Van Horn joined Laurel Dean, History Department, University of Notre Dame, to teach a summer 2024 seminar "Disability Histories in the Visual Archive: Redress, Protest, and Justice" held June 9–14, 2024, at the American Antiquarian Society (AAS) and sponsored by the Center for Historic American Visual Culture. The seminar focused on the visual and material cultures of disability in 18th- and 19th-century North America. 
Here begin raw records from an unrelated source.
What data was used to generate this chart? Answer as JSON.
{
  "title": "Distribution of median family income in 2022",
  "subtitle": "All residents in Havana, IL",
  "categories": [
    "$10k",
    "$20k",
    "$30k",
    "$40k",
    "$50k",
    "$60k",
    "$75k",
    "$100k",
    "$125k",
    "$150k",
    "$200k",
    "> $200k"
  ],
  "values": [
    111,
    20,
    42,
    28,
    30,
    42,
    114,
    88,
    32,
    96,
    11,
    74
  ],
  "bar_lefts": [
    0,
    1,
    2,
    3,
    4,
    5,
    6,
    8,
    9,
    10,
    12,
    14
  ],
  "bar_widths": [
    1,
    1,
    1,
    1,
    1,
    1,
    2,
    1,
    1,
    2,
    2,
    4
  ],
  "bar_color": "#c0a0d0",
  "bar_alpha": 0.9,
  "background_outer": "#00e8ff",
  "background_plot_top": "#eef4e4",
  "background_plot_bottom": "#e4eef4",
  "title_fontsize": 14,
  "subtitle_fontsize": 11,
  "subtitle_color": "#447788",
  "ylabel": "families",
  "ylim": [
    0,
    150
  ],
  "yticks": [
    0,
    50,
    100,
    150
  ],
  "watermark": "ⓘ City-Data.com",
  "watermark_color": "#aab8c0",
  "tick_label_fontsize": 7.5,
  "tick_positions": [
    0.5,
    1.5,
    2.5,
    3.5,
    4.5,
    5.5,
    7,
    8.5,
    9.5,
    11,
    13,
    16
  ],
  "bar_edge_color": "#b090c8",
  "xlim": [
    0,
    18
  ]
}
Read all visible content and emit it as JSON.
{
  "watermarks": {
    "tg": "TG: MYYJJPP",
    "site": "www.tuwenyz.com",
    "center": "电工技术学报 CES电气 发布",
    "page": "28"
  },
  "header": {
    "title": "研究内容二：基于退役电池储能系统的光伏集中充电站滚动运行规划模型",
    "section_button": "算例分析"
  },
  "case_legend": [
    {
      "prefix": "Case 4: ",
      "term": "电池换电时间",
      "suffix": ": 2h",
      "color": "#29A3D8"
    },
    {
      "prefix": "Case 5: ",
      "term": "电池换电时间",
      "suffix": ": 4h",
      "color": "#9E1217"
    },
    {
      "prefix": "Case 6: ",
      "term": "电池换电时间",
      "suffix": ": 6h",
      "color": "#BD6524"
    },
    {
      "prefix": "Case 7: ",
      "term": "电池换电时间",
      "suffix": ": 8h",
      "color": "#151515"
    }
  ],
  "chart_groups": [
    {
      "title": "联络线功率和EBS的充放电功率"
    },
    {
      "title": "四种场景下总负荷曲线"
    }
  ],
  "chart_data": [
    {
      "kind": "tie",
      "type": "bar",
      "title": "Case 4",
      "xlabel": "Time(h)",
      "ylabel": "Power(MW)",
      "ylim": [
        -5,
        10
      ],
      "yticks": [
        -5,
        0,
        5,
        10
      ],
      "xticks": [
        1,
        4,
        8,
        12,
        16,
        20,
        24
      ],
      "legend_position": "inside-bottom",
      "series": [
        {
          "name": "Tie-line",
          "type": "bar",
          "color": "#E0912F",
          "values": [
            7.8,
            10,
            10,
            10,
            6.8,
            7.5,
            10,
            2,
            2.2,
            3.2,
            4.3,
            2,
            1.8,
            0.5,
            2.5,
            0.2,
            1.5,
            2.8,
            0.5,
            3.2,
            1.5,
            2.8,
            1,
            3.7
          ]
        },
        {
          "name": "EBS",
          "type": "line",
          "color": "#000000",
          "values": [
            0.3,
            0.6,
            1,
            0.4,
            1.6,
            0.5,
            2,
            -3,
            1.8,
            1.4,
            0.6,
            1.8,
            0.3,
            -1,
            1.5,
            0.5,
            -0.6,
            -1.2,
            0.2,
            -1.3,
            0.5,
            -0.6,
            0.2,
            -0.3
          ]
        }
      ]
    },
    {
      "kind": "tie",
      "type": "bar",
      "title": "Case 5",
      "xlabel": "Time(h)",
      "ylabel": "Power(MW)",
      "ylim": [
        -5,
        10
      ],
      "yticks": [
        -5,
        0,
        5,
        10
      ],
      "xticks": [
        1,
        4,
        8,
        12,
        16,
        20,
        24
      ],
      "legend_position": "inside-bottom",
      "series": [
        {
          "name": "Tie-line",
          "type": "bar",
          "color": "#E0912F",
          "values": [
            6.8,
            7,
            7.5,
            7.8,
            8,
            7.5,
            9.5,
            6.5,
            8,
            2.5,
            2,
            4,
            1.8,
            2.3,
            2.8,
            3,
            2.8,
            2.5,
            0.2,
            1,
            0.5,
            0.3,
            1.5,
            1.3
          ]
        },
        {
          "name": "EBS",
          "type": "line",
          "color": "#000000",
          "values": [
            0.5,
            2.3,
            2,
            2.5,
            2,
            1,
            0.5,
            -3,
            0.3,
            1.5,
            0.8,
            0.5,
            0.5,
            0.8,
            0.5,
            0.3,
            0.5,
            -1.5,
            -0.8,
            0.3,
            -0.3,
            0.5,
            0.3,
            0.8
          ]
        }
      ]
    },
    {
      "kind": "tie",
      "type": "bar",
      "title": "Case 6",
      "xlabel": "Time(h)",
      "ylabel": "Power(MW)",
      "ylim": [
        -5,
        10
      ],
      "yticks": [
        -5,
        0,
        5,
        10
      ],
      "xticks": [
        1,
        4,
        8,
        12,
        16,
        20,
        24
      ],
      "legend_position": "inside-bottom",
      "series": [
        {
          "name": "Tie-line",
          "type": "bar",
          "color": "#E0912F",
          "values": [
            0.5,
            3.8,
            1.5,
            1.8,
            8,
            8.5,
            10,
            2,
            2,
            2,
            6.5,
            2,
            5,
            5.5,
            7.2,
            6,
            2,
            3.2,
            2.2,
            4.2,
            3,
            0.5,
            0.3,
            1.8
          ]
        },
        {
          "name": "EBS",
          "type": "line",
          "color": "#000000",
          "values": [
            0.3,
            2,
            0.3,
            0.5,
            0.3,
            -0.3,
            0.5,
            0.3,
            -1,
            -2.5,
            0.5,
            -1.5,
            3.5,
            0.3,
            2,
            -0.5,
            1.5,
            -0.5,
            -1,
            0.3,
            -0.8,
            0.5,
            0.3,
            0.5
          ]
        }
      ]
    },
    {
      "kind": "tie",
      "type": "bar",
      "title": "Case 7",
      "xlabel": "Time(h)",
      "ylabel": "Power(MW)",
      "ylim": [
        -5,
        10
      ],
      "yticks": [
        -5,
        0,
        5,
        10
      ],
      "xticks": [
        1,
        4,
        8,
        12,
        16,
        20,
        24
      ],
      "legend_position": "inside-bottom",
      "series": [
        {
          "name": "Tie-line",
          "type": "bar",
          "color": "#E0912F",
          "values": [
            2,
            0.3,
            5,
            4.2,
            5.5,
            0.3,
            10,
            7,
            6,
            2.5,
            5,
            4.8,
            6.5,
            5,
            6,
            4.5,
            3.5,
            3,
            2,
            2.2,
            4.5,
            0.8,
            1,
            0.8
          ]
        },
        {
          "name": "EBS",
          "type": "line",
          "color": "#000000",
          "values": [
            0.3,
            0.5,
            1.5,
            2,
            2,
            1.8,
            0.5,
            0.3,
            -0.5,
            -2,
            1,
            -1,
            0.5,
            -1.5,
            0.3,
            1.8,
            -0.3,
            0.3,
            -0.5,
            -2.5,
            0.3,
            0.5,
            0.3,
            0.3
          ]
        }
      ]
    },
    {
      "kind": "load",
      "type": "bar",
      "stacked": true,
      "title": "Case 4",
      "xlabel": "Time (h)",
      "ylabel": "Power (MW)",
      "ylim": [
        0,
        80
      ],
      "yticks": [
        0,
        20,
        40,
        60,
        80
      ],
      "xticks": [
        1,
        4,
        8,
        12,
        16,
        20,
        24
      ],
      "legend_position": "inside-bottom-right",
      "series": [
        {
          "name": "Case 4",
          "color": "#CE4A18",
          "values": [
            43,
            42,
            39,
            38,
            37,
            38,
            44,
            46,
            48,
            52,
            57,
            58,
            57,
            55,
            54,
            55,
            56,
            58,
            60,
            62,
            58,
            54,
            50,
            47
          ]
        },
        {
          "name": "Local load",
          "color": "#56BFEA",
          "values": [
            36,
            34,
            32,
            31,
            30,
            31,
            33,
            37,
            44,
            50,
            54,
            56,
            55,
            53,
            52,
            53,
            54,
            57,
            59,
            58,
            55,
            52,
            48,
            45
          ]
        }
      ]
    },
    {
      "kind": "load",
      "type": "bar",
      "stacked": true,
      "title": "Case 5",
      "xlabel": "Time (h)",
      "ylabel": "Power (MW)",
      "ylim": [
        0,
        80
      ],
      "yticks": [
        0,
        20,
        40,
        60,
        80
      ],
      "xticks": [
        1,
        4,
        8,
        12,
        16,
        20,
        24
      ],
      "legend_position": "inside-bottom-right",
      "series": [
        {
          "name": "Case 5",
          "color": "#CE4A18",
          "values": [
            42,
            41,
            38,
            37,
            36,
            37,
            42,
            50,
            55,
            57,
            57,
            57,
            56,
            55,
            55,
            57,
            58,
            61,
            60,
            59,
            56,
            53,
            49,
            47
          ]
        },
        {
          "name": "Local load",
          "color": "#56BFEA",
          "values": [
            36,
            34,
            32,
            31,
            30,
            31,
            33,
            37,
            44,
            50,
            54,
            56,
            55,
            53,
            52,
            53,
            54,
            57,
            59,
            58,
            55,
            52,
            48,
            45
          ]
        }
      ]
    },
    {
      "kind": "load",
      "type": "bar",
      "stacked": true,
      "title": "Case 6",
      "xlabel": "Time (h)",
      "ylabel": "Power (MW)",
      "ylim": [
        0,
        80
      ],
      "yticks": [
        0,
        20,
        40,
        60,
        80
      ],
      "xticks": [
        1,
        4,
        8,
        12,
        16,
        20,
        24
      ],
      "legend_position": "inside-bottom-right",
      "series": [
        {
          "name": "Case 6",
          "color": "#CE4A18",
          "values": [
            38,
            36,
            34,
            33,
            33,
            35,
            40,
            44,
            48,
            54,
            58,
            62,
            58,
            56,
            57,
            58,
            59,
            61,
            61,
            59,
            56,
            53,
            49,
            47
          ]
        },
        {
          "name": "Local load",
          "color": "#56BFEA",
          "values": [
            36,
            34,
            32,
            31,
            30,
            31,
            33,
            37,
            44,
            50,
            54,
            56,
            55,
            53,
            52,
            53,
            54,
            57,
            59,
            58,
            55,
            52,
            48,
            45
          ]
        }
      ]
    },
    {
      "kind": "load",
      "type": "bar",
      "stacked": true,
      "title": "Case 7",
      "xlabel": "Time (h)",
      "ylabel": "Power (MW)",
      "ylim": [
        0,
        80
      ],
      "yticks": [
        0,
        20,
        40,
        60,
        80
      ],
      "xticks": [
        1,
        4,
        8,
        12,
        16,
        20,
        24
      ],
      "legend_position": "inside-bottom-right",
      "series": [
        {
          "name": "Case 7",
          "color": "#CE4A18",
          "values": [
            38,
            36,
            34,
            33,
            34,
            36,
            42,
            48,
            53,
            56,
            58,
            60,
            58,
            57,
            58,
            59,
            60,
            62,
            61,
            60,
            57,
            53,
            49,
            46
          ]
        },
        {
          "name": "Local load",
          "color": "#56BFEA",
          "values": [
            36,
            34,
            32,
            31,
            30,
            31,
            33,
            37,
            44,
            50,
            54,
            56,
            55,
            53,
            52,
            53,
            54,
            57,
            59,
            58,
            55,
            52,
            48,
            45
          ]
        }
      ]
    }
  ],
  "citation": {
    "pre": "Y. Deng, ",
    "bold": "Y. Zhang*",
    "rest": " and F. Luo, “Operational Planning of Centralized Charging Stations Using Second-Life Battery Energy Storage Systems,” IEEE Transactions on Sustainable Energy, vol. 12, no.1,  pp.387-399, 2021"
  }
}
Participants honed their skills in visual and material culture analysis, learned key methods and theories, including cripping, and gained experience working closely with archives and visual materials that support disability history. The group explored the unparalleled collections of the AAS, especially the library’s exemplary graphic arts collection of prints, photographs and ephemera, as well as collections materials on related topics such as education and printing for the blind. Participants actively worked toward disability justice by attending to understudied and obscured histories, by questioning how we can use visual and material things to redress past injustices and dismantle ableism, and by considering equitable archival access.